Referendum trivelle: partiti e comitati violano la regola del silenzio elettorale e nessuno interviene
ROMA – Il silenzio elettorale è quella particolare disciplina che, nei giorni di elezioni, impone divieti e limiti alla propaganda ed è prevista dall’articolo 9 della legge 4 aprile 1956 n. 212 così come modificato dalla l. 130/1975.
DIVIETO – Per effetto di questo articolo nel giorno precedente ed in quelli stabiliti per le elezioni sono vietati i comizi, le riunioni di propaganda elettorale diretta o indiretta, in luoghi pubblici o aperti al pubblico, la nuova affissione di stampati, giornali murali o altri e manifesti di propaganda (comma 1) e inoltre nei giorni destinati alla votazione è vietata ogni forma di propaganda elettorale entro il raggio di 200 metri dall’ingresso delle sezioni elettorali (comma 2). È quindi consentita la nuova affissione di giornali quotidiani o periodici nelle bacheche previste all’articolo 1 della stessa legge (comma 3) e la distribuzione di volantini in mano o dentro le buchette della posta, telefonate dirette e messaggistica di vario genere. La ratio di questa regola è che il cittadino possa riflettere serenamente sul voto che sta per esprimere.
DICHIARAZIONI – Orbene nella giornata di oggi 17 aprile, unico giorno di voto per il referendum sulle trivelle, un’Ansa delle 17,26 riporta una dichiarazione del vicesegretario del Pd, Lorenzo Guerini, secondo il quale i dati che giungono dalla Rete del Pd che segue l’andamento dell’affluenza ai seggi «sono in linea, anzi direi addirittura meglio, con le nostre aspettative». E senza sbilanciarsi sulle cifre, si dice ottimista sull’esito del Referendum.
REAZIONE – Non si è fatta attendere la giusta reazione del campo avverso, anche se militante dello stesso partito. Piero Lacorazza (Pd) – presidente del Consiglio regionale della Basilicata, capofila delle Regioni referendarie – afferma invece che «i dati raccolti dal Comitato delle Regioni dicono che alle ore 17 c’è un’importante affluenza ai seggi elettorali che porterà a un importante segnale politico». Infatti – sottolinea Lacorazza – l’unico termine di paragone è quello del referendum del 1999 che si svolse in un’unica giornata (alle ore 11 aveva votato il 6,7% e invece questa volta alle 12 l’8,3% e, sempre nel 1999, alle ore 17 si era al 26%). Attendiamo – ha aggiunto Lacorazza – il dato delle 19. Ricordiamo che il referendum del 1999 arrivò al 49,8%. Quindi è del tutto evidente che – conclude Lacorazza – saremo in presenza di un importante risultato costruito dal basso, dai territori e dai cittadini.
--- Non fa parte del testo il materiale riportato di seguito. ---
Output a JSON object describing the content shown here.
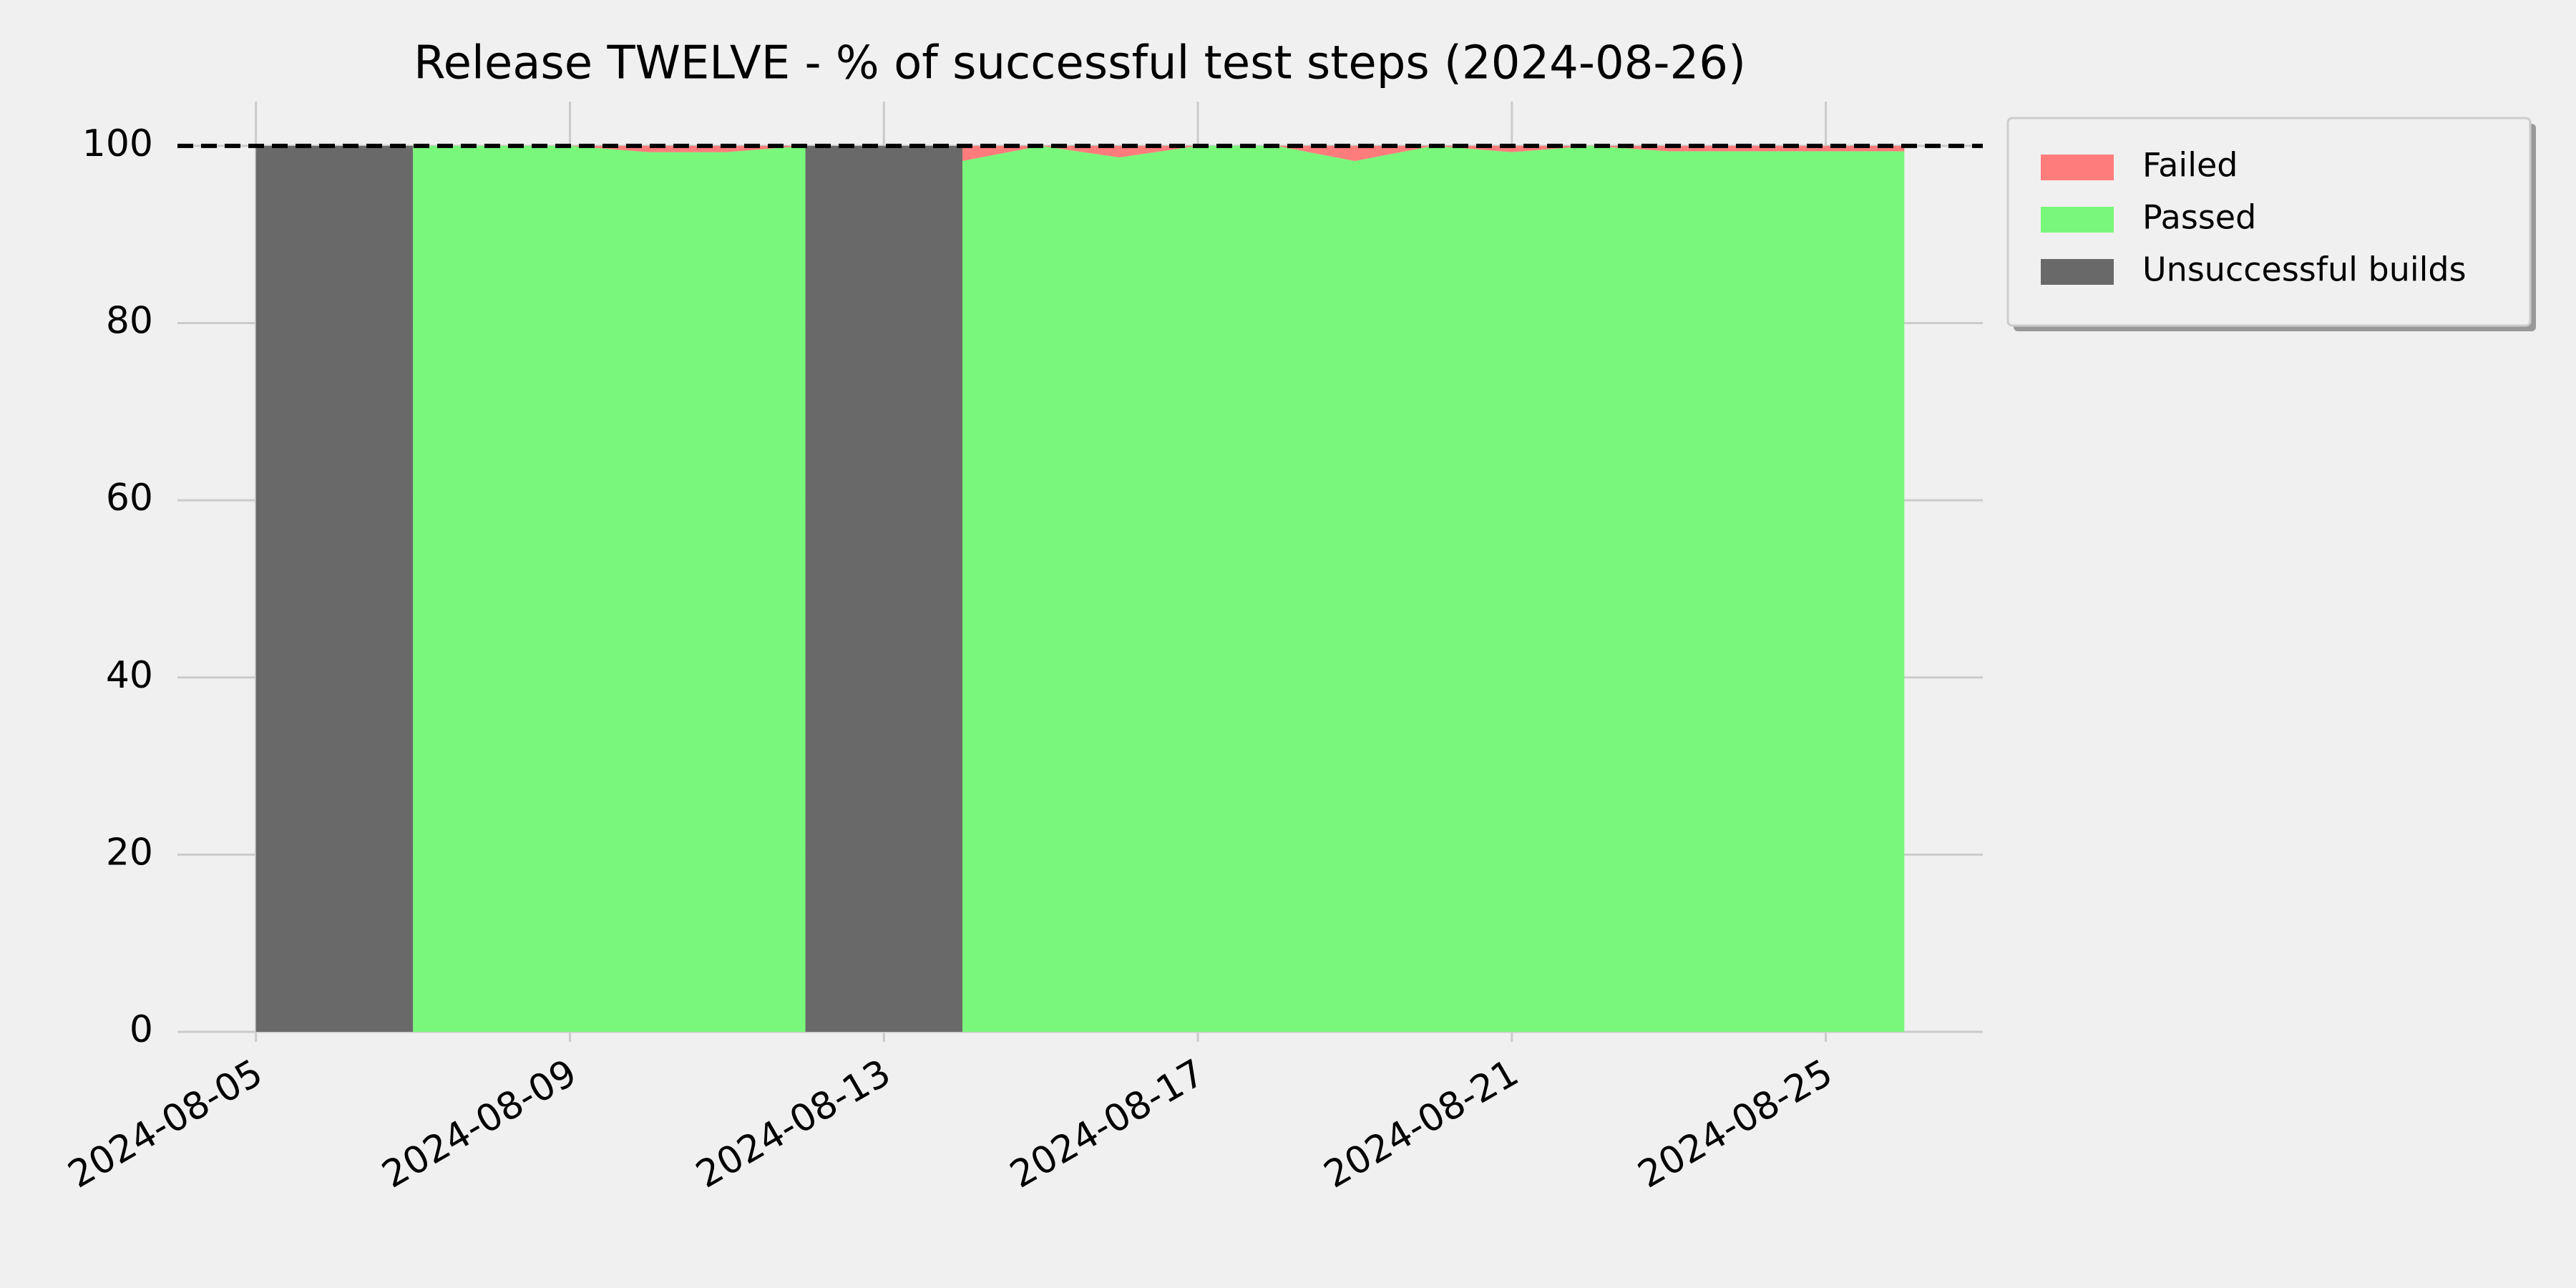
{
  "chart_data": {
    "type": "area",
    "title": "Release TWELVE - % of successful test steps (2024-08-26)",
    "x": [
      "2024-08-05",
      "2024-08-06",
      "2024-08-07",
      "2024-08-08",
      "2024-08-09",
      "2024-08-10",
      "2024-08-11",
      "2024-08-12",
      "2024-08-13",
      "2024-08-14",
      "2024-08-15",
      "2024-08-16",
      "2024-08-17",
      "2024-08-18",
      "2024-08-19",
      "2024-08-20",
      "2024-08-21",
      "2024-08-22",
      "2024-08-23",
      "2024-08-24",
      "2024-08-25",
      "2024-08-26"
    ],
    "series": [
      {
        "name": "Failed",
        "color": "#ff7c7c",
        "values": [
          null,
          null,
          0,
          0,
          0,
          0.7,
          0.7,
          0,
          null,
          1.7,
          0,
          1.3,
          0,
          0,
          1.7,
          0,
          0.7,
          0,
          0.6,
          0.6,
          0.6,
          0.6
        ]
      },
      {
        "name": "Passed",
        "color": "#79f77a",
        "values": [
          null,
          null,
          100,
          100,
          100,
          99.3,
          99.3,
          100,
          null,
          98.3,
          100,
          98.7,
          100,
          100,
          98.3,
          100,
          99.3,
          100,
          99.4,
          99.4,
          99.4,
          99.4
        ]
      },
      {
        "name": "Unsuccessful builds",
        "color": "#696969",
        "values": [
          100,
          100,
          100,
          null,
          null,
          null,
          null,
          100,
          100,
          100,
          null,
          null,
          null,
          null,
          null,
          null,
          null,
          null,
          null,
          null,
          null,
          null
        ]
      }
    ],
    "threshold": 100,
    "xlim": [
      "2024-08-04",
      "2024-08-27"
    ],
    "xticks": [
      "2024-08-05",
      "2024-08-09",
      "2024-08-13",
      "2024-08-17",
      "2024-08-21",
      "2024-08-25"
    ],
    "ylim": [
      0,
      105
    ],
    "yticks": [
      0,
      20,
      40,
      60,
      80,
      100
    ],
    "grid": true,
    "legend": "outside upper right"
  }
}
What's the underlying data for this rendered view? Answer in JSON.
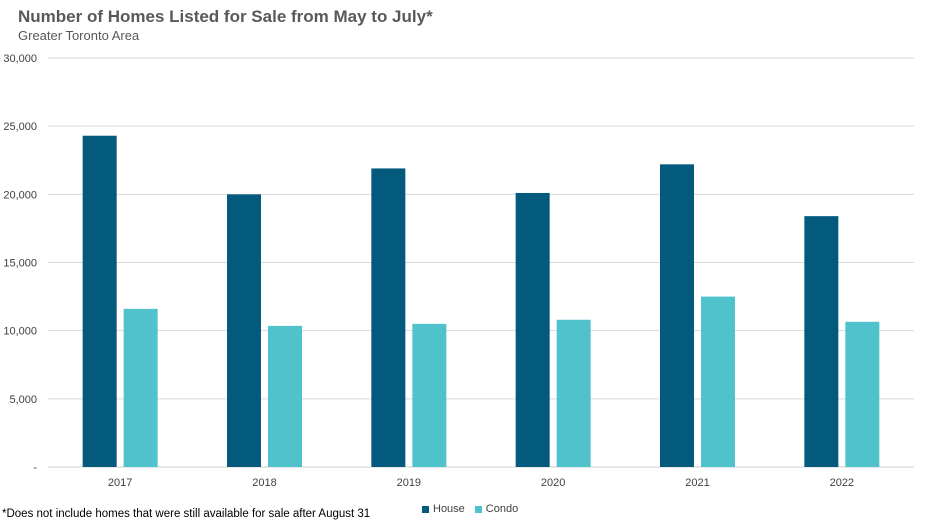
{
  "chart_data": {
    "type": "bar",
    "title": "Number of Homes Listed for Sale from May to July*",
    "subtitle": "Greater Toronto Area",
    "categories": [
      "2017",
      "2018",
      "2019",
      "2020",
      "2021",
      "2022"
    ],
    "series": [
      {
        "name": "House",
        "color": "#045a7d",
        "values": [
          24300,
          20000,
          21900,
          20100,
          22200,
          18400
        ]
      },
      {
        "name": "Condo",
        "color": "#4fc2cc",
        "values": [
          11600,
          10350,
          10500,
          10800,
          12500,
          10650
        ]
      }
    ],
    "ylim": [
      0,
      30000
    ],
    "yticks": [
      0,
      5000,
      10000,
      15000,
      20000,
      25000,
      30000
    ],
    "ytick_labels": [
      "-",
      "5,000",
      "10,000",
      "15,000",
      "20,000",
      "25,000",
      "30,000"
    ],
    "grid": true,
    "legend_position": "bottom",
    "footnote": "*Does not include homes that were still available for sale after August 31"
  }
}
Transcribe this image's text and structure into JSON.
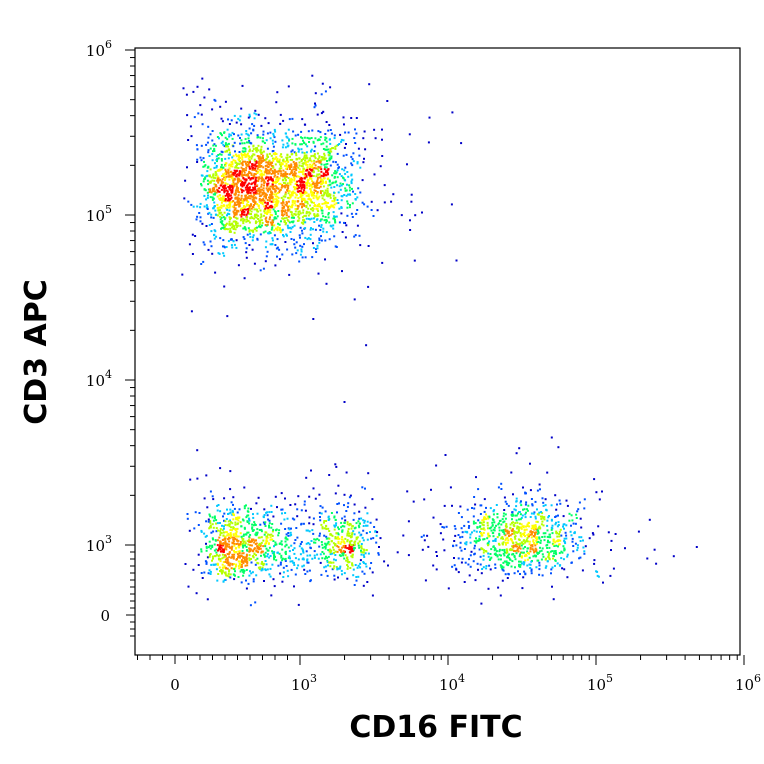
{
  "chart_data": {
    "type": "scatter",
    "style": "density dot plot (flow cytometry)",
    "xlabel": "CD16 FITC",
    "ylabel": "CD3 APC",
    "x_scale": "biexponential",
    "y_scale": "biexponential",
    "xlim": [
      -300,
      1000000
    ],
    "ylim": [
      -300,
      1000000
    ],
    "x_ticks": [
      {
        "base": "0",
        "exp": "",
        "value": 0
      },
      {
        "base": "10",
        "exp": "3",
        "value": 1000
      },
      {
        "base": "10",
        "exp": "4",
        "value": 10000
      },
      {
        "base": "10",
        "exp": "5",
        "value": 100000
      },
      {
        "base": "10",
        "exp": "6",
        "value": 1000000
      }
    ],
    "y_ticks": [
      {
        "base": "0",
        "exp": "",
        "value": 0
      },
      {
        "base": "10",
        "exp": "3",
        "value": 1000
      },
      {
        "base": "10",
        "exp": "4",
        "value": 10000
      },
      {
        "base": "10",
        "exp": "5",
        "value": 100000
      },
      {
        "base": "10",
        "exp": "6",
        "value": 1000000
      }
    ],
    "grid": false,
    "density_colors": [
      "#0000c8",
      "#0050ff",
      "#00c8ff",
      "#00ff64",
      "#b4ff00",
      "#ffff00",
      "#ff8c00",
      "#ff0000"
    ],
    "populations": [
      {
        "x_center": 750,
        "y_center": 150000,
        "x_spread_decades": 0.22,
        "y_spread_decades": 0.17,
        "events": 2600
      },
      {
        "x_center": 550,
        "y_center": 1000,
        "x_spread_decades": 0.18,
        "y_spread_decades": 0.12,
        "events": 900
      },
      {
        "x_center": 2000,
        "y_center": 1050,
        "x_spread_decades": 0.1,
        "y_spread_decades": 0.12,
        "events": 350
      },
      {
        "x_center": 30000,
        "y_center": 1100,
        "x_spread_decades": 0.22,
        "y_spread_decades": 0.12,
        "events": 900
      }
    ]
  }
}
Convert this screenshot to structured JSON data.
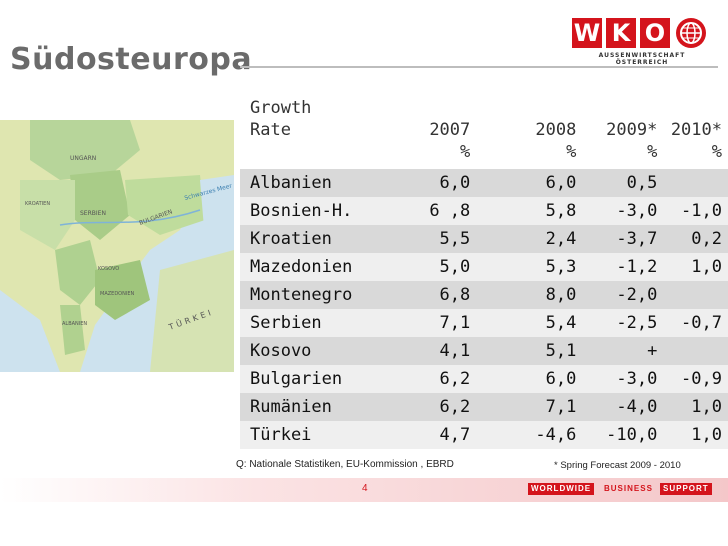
{
  "slide": {
    "title": "Südosteuropa",
    "page_number": "4"
  },
  "logo": {
    "letters": [
      "W",
      "K",
      "O"
    ],
    "subtitle": "AUSSENWIRTSCHAFT ÖSTERREICH"
  },
  "map": {
    "labels": [
      "UNGARN",
      "SERBIEN",
      "BULGARIEN",
      "Schwarzes Meer",
      "KOSOVO",
      "MAZEDONIEN",
      "TÜRKEI",
      "KROATIEN",
      "ALBANIEN"
    ]
  },
  "table": {
    "header": {
      "label_line1": "Growth",
      "label_line2": "Rate",
      "years": [
        "2007",
        "2008",
        "2009*",
        "2010*"
      ],
      "unit": "%"
    },
    "rows": [
      {
        "country": "Albanien",
        "y2007": "6,0",
        "y2008": "6,0",
        "y2009": "0,5",
        "y2010": ""
      },
      {
        "country": "Bosnien-H.",
        "y2007": "6 ,8",
        "y2008": "5,8",
        "y2009": "-3,0",
        "y2010": "-1,0"
      },
      {
        "country": "Kroatien",
        "y2007": "5,5",
        "y2008": "2,4",
        "y2009": "-3,7",
        "y2010": "0,2"
      },
      {
        "country": "Mazedonien",
        "y2007": "5,0",
        "y2008": "5,3",
        "y2009": "-1,2",
        "y2010": "1,0"
      },
      {
        "country": "Montenegro",
        "y2007": "6,8",
        "y2008": "8,0",
        "y2009": "-2,0",
        "y2010": ""
      },
      {
        "country": "Serbien",
        "y2007": "7,1",
        "y2008": "5,4",
        "y2009": "-2,5",
        "y2010": "-0,7"
      },
      {
        "country": "Kosovo",
        "y2007": "4,1",
        "y2008": "5,1",
        "y2009": "+",
        "y2010": ""
      },
      {
        "country": "Bulgarien",
        "y2007": "6,2",
        "y2008": "6,0",
        "y2009": "-3,0",
        "y2010": "-0,9"
      },
      {
        "country": "Rumänien",
        "y2007": "6,2",
        "y2008": "7,1",
        "y2009": "-4,0",
        "y2010": "1,0"
      },
      {
        "country": "Türkei",
        "y2007": "4,7",
        "y2008": "-4,6",
        "y2009": "-10,0",
        "y2010": "1,0"
      }
    ]
  },
  "notes": {
    "source": "Q: Nationale Statistiken, EU-Kommission , EBRD",
    "forecast": "* Spring Forecast  2009 - 2010"
  },
  "footer": {
    "tags": [
      "WORLDWIDE",
      "BUSINESS",
      "SUPPORT"
    ]
  },
  "colors": {
    "brand_red": "#d4141c",
    "title_gray": "#6b6b6b",
    "row_dark": "#d9d9d9",
    "row_light": "#efefef"
  }
}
Come si vede, ad urne aperte, ciascuno porta acqua al suo mulino con dichiarazioni suscettibili proprio di influenzare gli elettori, circostanza questa vietata dalla legge. Ma tant’è le leggi ci sono ma nessuno le fa rispettare. Ministro alfano e Presidente della repubblica, e forse anche la magistratura, assistono impassibili.
Sempre Guerini ci fa sapere che comunque per una valutazione complessiva del risultato parlerà a urne chiuse il segretario, Matteo Renzi, che correttamente, almeno lui, aspetterà i dati ufficiali del Viminale.